6) Disable root login
This one is very straight forward. We don’t want people using the almighty root account any more than possible, let alone log into it remotely. Also, ‘root’ is a user on just about any UNIX system. An attacker has to log into a valid account. Don’t make it easy for them by giving them access to a username that is so obvious. For this same reasoning, ‘guest’ logins (or any variation of) is a bad idea as well.

7) Tighten login access even more
In the SSH configuration, there are options such as ‘max startups’ and ‘login grace time’ that are set unreasonably high. Do you really expect 8 people to be logging in within the same minute? Do you really need to give them up to 2 minutes to type in their password? Tweaking these numbers a little bit may seem trivial, and they very well could be. But its easy, so its probably worth the time.

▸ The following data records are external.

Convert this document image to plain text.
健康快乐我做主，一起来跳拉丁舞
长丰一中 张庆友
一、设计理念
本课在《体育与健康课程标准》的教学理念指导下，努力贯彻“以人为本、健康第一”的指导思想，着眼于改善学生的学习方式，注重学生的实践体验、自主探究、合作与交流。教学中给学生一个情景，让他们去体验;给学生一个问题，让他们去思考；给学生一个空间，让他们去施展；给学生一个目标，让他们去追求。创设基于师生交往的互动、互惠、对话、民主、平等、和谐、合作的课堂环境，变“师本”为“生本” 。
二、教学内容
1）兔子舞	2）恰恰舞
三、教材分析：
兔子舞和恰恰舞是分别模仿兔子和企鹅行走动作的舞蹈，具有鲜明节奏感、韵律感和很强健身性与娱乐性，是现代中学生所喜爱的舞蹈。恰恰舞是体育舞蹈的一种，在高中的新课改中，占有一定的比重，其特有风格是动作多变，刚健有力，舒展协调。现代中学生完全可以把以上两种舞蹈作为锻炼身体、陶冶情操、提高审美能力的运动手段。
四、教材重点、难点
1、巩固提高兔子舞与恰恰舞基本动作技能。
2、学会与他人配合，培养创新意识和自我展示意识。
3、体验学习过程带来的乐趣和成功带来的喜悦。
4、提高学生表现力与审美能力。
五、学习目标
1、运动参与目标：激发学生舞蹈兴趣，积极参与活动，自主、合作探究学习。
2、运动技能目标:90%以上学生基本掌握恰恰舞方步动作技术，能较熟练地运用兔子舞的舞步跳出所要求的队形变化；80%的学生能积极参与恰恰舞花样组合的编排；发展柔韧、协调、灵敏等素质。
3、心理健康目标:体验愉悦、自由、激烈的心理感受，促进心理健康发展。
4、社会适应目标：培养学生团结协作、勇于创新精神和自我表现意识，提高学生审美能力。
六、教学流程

8) Disable TCP port forwarding
I really haven’t done much research on this one yet, but the topic came up several times in my reading so I’ll include it here. I’ll post more details on it when I know.

9) Add log analysis tools
This may not be so relevant to those running honeypots, but rarely does your average person check logs. There could be all sorts of suspicious stuff coming in, and who’s really going to check it regularly? There are many log processing tools ranging from simple to complex. Having something to check all your logs for you and actively tell you when something suspicious is going on is much more reliable than promising yourself you will check them regularly. Log checking is like a new year’s resolution. Everyone starts ambitious, but by the second week of January, nobody cares anymore.

10) Port Knocking
Last but not least, my favourite (although regrettably untried) technique. Why have an opening in your firewall at all when you can seal it entirely and have your computer wait for a sort of ‘secret handshake’ before it opens the port for you. A simple script could have your SSH server running on port 2100 with a closed firewall to that port. When your logfiles show someone using the secret knock (for example, ping port 2200, 2205, 2203, 2207 in that order within 60 seconds) then your system will open the port just long enough to make the SSH connection before closing. Again, this system can get as complex and feature-rich as you wish. This scheme can be put together with nothing more than a few scheduled chron tasks and a bash script or two. From there, the sky is the limit. I really want to see this work for myself someday. I’ll get around to it eventually.

Whew! That was a long list. Hopefully you found something new or interesting out of it. Any combination of these techniques can be used, but for the dedicated and paranoid SSH user, ‘all of them’ is the option of choice.

I wouldn’t consider myself an expert on the topic, and any feedback, corrections, or additions anyone can think of are more than welcome.